Python classes cannot inherit from Java classes. A workaround can be to create a flexible subclass in Java, compile it and use delegation instead. Take this example:
import java.util.logging.Handler;
public class PythonHandler extends Handler {
private final Value pythonDelegate;
public PythonHandler(Value pythonDelegate) {
this.pythonDelegate = pythonDelegate;
}
public void publish(LogRecord record) {
pythonDelegate.invokeMember("publish", record);
}
public void flush() {
pythonDelegate.invokeMember("flush");
}
public void close() {
pythonDelegate.invokeMember("close");
}
}
Then you can use it like this in Python:
# This example needs the --python.EmulateJython flag for the java.util import
from java.util.logging import LogManager, Logger
class MyHandler():
def publish(self, logRecord): print("[python]", logRecord.toString())
def flush(): pass
def close(): pass
LogManager.getLogManager().addLogger(Logger('my.python.logger', None, MyHandler()))

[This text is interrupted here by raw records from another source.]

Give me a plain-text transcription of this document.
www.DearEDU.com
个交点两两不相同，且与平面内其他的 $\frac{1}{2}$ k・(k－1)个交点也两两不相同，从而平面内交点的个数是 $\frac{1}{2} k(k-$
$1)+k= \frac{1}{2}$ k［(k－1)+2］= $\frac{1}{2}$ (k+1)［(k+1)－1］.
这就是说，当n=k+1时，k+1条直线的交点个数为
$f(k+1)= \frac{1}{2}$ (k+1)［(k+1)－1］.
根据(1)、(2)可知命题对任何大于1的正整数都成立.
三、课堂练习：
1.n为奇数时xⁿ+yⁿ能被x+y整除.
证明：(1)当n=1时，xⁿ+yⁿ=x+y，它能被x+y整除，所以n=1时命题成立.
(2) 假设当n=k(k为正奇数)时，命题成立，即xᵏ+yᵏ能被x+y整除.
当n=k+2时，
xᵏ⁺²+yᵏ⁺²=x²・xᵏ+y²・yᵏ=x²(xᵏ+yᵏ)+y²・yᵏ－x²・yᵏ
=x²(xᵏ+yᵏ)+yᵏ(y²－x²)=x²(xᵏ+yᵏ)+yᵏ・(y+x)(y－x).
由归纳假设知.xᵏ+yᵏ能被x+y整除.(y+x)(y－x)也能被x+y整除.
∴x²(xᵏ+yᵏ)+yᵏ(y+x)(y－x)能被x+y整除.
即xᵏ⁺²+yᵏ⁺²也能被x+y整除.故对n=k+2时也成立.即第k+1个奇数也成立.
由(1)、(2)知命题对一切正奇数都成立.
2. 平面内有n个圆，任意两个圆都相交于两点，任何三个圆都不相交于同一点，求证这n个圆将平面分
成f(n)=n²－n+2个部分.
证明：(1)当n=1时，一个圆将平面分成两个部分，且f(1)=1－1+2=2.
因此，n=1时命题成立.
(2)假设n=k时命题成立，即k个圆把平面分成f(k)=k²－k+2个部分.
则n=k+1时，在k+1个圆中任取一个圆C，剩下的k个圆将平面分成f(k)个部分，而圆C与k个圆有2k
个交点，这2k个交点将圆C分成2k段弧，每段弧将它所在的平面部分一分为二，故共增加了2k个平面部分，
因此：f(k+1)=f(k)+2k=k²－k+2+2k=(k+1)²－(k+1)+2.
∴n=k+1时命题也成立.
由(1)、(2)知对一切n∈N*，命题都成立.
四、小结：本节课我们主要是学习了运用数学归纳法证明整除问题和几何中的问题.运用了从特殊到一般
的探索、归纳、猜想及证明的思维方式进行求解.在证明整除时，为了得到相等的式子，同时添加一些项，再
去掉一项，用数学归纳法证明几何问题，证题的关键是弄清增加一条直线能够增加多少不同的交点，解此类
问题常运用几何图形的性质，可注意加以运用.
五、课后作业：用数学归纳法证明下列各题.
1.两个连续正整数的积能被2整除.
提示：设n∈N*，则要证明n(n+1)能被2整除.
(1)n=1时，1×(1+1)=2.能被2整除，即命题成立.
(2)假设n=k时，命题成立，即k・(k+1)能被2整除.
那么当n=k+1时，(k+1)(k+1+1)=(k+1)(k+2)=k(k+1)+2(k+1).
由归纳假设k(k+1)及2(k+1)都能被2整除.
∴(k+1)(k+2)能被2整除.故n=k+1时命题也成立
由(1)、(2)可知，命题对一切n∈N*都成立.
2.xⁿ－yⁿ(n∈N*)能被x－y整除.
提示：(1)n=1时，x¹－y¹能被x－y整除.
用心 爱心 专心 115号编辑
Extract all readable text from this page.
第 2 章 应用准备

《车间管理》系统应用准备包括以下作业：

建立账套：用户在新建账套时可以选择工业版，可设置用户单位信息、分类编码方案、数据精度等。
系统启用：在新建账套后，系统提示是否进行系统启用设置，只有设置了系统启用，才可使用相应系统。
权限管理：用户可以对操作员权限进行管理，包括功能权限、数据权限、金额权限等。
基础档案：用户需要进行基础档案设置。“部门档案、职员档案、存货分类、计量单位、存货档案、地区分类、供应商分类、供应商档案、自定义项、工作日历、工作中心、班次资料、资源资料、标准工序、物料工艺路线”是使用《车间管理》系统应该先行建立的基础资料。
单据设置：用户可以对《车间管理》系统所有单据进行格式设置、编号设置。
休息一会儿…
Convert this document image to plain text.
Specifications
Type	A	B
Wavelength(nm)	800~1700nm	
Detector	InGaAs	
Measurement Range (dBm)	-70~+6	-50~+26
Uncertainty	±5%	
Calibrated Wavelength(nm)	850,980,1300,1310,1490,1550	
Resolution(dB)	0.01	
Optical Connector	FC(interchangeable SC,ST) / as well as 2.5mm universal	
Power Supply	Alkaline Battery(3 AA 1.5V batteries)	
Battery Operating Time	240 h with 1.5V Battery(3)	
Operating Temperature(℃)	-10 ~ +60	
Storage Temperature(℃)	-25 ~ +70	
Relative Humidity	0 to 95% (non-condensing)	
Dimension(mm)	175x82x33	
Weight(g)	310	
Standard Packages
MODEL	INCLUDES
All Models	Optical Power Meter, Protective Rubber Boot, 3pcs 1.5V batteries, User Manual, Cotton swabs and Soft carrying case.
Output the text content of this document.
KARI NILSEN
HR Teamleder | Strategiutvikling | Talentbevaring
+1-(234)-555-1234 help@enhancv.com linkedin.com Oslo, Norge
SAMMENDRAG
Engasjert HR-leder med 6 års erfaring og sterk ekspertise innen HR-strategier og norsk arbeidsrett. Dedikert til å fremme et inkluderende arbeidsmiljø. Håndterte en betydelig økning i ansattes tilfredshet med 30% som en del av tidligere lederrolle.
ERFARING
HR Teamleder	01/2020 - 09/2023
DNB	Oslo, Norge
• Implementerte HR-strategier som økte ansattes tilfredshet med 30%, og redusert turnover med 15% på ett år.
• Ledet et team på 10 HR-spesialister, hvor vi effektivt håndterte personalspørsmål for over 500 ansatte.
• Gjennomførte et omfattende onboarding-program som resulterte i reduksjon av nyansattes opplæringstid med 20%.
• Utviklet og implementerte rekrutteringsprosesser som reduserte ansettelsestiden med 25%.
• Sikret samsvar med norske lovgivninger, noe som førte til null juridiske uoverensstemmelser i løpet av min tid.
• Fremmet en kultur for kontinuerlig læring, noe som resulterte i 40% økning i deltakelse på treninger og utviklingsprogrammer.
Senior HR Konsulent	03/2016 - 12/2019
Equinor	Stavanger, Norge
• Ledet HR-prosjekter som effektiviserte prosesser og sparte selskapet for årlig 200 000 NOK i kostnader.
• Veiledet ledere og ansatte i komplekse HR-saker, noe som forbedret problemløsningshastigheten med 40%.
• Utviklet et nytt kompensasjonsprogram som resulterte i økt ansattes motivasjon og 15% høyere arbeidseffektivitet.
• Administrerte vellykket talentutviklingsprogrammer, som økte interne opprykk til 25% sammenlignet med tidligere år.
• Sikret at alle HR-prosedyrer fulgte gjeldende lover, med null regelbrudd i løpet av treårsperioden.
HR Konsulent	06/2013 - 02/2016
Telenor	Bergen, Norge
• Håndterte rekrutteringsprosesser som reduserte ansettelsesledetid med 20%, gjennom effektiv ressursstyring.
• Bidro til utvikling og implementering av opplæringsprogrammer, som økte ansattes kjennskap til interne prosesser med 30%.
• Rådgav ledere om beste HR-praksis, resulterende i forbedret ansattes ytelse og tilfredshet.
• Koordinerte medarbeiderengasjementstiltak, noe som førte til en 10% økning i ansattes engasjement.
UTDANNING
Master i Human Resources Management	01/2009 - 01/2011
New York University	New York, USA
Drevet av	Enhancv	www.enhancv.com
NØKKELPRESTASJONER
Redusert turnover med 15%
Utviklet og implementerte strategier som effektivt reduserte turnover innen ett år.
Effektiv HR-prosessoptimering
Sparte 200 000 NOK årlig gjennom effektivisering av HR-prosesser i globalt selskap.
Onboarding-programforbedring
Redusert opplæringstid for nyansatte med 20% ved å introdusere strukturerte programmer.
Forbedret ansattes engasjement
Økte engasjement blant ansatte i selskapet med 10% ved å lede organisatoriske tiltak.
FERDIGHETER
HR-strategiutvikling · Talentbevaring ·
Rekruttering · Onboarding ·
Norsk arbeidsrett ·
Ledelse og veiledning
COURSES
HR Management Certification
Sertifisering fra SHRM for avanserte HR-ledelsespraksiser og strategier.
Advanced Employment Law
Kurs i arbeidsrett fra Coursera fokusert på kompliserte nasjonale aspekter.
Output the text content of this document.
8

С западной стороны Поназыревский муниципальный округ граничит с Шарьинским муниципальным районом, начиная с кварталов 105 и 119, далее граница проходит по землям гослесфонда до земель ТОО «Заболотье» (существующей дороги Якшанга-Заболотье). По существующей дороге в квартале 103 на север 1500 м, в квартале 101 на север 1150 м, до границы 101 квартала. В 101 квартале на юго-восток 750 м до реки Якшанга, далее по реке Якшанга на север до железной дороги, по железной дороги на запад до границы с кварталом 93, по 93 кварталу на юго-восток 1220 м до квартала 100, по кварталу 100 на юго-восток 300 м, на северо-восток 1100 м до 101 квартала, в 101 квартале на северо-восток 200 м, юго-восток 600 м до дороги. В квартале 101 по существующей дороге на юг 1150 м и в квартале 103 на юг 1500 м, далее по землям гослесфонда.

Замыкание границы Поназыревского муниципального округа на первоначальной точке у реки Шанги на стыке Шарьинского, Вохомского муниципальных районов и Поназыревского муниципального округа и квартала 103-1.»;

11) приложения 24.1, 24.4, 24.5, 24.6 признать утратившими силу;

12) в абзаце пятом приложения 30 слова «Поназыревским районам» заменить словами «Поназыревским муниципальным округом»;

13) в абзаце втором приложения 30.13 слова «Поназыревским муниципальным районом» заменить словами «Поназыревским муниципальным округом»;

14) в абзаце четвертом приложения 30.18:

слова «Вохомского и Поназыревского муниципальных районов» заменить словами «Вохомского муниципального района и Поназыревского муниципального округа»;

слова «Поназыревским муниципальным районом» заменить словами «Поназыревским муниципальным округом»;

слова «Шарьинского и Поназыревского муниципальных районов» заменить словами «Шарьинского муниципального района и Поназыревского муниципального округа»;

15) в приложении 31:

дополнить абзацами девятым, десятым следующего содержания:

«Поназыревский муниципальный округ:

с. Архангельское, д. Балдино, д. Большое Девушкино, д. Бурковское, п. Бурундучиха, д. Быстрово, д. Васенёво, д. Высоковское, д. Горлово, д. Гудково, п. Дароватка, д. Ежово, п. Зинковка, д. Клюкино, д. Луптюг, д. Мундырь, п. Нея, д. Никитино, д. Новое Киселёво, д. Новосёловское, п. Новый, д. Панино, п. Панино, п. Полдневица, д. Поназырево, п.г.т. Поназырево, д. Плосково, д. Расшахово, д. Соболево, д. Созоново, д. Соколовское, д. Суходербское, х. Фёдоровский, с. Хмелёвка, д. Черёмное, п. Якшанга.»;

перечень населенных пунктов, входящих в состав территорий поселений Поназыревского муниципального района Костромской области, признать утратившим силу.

The other way to use Jython is to embed it into Java applications. Where above,
Graal Python offered some measure of compatibility with existing Jython code, we
do not offer any in this case. Existing code using Jython depends directly on
the Jython package (for example, in the Maven configuration), because the Java
code has references to Jython internal classes such as PythonInterpreter.
For Graal Python, no dependency other than on the GraalVM SDK is required. There are no APIs particular to Python that are exposed, and everything is done through the GraalVM API. Important to know is that as long as your application is executed on a GraalVM with the Python language installed, you can embed Python in your programs. For more detail, refer to the Embed Languages reference.